George Melly R.I.P.
If you read the obituaries
and blog comments
about George Melly, who died yesterday aged 80, you'll only find kind words.He was neurotically fastidious in his habits, and there was much that was contradictory in his personality. A compulsive story-teller, he even talked loudly on the riverbank as he cast for trout, a well-known way of frightening the fish. But he recognised the contradictions, indeed revelled in them, and made them his subject.
First and foremost a performer, he loved both to entertain and shock his audience, and though shocking naturally became more difficult as he grew older, he was never shocked himself. His favourite quote in old age was Groucho Marx's "Hello, I must be going". And now he has gone. Open-minded, open-hearted, he will be missed all over Britain by people of every class and kind.

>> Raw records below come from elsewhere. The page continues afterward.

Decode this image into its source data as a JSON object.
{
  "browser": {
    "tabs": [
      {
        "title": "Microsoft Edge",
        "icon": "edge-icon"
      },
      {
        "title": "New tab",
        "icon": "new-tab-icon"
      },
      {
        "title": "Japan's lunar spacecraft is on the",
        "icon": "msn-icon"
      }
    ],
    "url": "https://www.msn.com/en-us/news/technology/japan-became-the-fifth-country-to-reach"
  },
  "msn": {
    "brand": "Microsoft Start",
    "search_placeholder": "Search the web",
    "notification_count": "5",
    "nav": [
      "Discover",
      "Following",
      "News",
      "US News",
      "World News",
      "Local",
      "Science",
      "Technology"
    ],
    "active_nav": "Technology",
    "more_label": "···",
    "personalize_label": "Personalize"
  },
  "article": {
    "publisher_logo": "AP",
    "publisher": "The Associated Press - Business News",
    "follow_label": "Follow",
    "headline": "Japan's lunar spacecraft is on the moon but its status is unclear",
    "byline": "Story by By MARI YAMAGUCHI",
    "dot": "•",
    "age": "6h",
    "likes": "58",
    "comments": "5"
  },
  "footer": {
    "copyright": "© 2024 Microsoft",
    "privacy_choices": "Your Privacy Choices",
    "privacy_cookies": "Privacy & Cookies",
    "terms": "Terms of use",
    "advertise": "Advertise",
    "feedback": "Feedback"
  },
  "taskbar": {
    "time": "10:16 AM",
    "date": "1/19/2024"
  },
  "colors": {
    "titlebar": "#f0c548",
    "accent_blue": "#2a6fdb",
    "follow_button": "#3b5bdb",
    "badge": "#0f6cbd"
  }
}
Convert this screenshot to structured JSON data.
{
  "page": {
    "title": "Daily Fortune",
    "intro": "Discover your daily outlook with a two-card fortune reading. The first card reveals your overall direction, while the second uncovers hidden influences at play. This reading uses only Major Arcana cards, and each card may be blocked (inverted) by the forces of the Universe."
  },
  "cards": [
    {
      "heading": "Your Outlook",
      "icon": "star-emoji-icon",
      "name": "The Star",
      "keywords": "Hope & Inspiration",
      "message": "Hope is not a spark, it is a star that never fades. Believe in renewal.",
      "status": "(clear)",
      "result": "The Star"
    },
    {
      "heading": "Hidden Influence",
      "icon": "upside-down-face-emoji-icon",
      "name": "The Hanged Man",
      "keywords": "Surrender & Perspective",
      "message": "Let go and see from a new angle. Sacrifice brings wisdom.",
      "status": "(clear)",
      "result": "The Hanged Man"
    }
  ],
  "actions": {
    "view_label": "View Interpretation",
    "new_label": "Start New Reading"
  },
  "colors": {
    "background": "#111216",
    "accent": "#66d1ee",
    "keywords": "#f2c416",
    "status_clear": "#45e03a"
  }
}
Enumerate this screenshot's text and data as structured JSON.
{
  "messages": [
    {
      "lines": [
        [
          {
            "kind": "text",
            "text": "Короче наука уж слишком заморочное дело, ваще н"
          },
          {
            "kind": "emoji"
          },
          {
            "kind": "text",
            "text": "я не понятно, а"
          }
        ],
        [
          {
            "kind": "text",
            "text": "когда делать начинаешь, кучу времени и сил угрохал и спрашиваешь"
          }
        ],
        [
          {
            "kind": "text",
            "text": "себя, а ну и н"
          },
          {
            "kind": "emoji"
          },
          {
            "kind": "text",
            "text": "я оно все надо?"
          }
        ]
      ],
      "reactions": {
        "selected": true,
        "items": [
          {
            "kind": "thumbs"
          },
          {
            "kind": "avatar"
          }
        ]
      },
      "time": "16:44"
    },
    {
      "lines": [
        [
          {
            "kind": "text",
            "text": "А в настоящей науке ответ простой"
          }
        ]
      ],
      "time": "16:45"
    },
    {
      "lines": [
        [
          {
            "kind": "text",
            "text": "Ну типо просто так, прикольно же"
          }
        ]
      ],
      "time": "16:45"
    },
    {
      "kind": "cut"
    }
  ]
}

He was a singer of 'revivalist' jazz and early blues (from whence jazz came), a raconteur, an art collector with a love of surrealism, a social commentator, an anarchist and a freethinking social critic who could be extremely sharp and subversive.
I saw him perform a few times in the late sixties with Mick Mulligan's Stane Street Jazzband and had the pleasure of meeting him in 1970. That was the year when teachers went on strike for the first time.
London teachers, supported by their union, were seeking an interim pay rise to reflect the extra costs of living in London. A rise of £132 p.a. was sought; we got £125 which I thought was a failure. But then I was in my early 20's, new to teaching and because I'd spoken some sense at a union meeting (i.e. focus on one issue first: the lack of resources, large class sizes, the need for special education etc. etc. could wait), I had become secretary of the Camden teachers' strike committee. We had to organise around a schedule of selective school closures ~ and mine was never one of them..
A local school, Gospel Oak, being close to Hampstead, had a number of 'celebrity' parents, including George. My memory of George at that time is of his support for a cause he felt was just. And no doubt he was a quiet activist elsewhere, such was his desire for social justice.
There was only one George. Thanks for touching my life.